Report: Ukrainians are changing their perception of Poland

By Grzegorz Adamczyk
4 Min Read

I was very pleasantly surprised by a recent report published in Kiev by the credible New Europe Centre think tank, which was founded by a group of young Ukrainian academics who are passionate about European and international policy. Their sociological report focused on the views of Ukrainians from all over Ukraine — with the exception of the occupied Crimea and Donbas — on their country’s foreign policy and national interests.

I am not surprised that 60 percent of Ukrainians believe that the goal of their country’s diplomacy should be opening a way to EU membership. I am also not shocked by the fact that given the obstacles constantly being put up by Brussels, their faith in success in this area is waning.

What is worth noting, however, is that 53 percent of Ukrainians want to see their country in NATO. This is a breakthrough in the mindset of a society, which not so long ago perceived the Western military alliance as very alien, if not with outright hostility. The war with Russia bore fruit.

It is very possible that Putin’s greatest failure will be that he gave the impulse for the mental revolution among Ukrainians. This has made Russia and Ukraine’s separation a historically irrevocable fact.

When asked with which countries in the world, Ukraine should build “deep bonds and cooperation,” Poland came first (92 percent) and ahead of Germany and Canada.

I was also drawn to the political realism among Ukrainians.

The majority of them do not believe in a swift retaking of Crimea and support the notion of renewing trade, cultural exchange and the presence of Ukrainian media on the occupied peninsula. This is important because this viewpoint lies in opposition to Kiev’s official doctrine, which entails a permanent blockade of Crimea.

What impressed me was the scale of Ukrainians’ mental turnaround when it comes to Poland.

When asked with which countries in the world, Ukraine should build “deep bonds and cooperation,” Poland came first (92 percent) and ahead of Germany and Canada.

Since the 19th century, Germany in all of its shapes and forms had been the patron of all of Ukraine’s aspirations towards independence. Meanwhile, Canada enjoys a great sentiment among Ukrainians as a country which cares for the Ukrainian diaspora.

But Poland? Poland is a mutual account of wrongs from the 20th century.

Perhaps you can already guess which foreign politicians has the highest level of trust among Ukrainians? Of course, it is Polish President Andrzej Duda, who was chosen ahead of people such as Angela Merkel and Joe Biden. Meanwhile, the individuals to be distrusted the most in the eyes of Ukrainians are Vladimir Putin, Alexander Lukashenko and Emmanuel Macron.

For the first time, I think, I realized that the Ukrainian nation had undertaking and reevaluation of its identity in the eight years since the 2013 Euromaidan. It is a nation liberated not only from Soviet education and propaganda, but also from its own wounds and insecurities which stemmed from Ukrainian history.
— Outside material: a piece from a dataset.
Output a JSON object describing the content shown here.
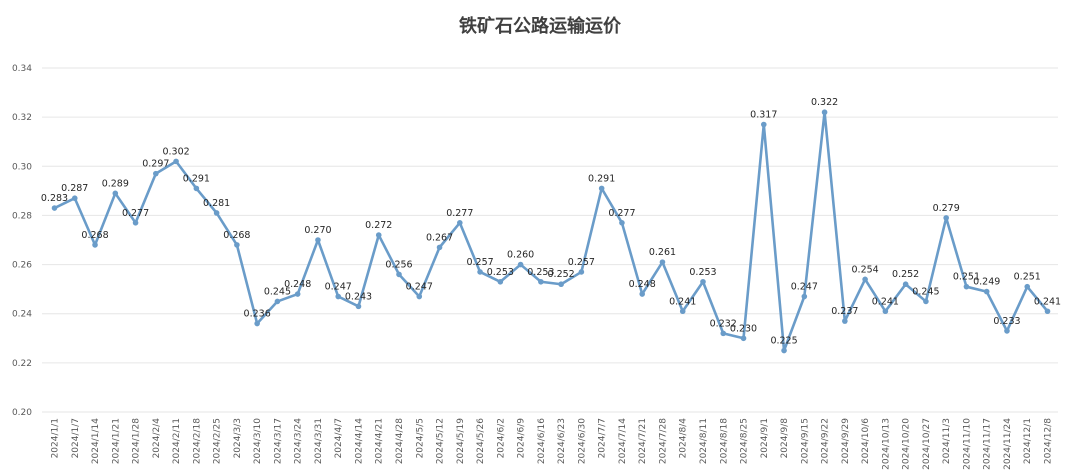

This, of course, does not mean that we will not encounter expressions of insecurities towards Poland among Ukrainians, especially those who live in Lviv and among the nationalistic intelligentsia.

Nevertheless, such a massive mental turnaround among ordinary people towards Poland has not been achieved among any other of Poland’s neighbors. And given the still fresh and smoldering Polish-Ukrainian history, what has been accomplished is nothing short of a miracle.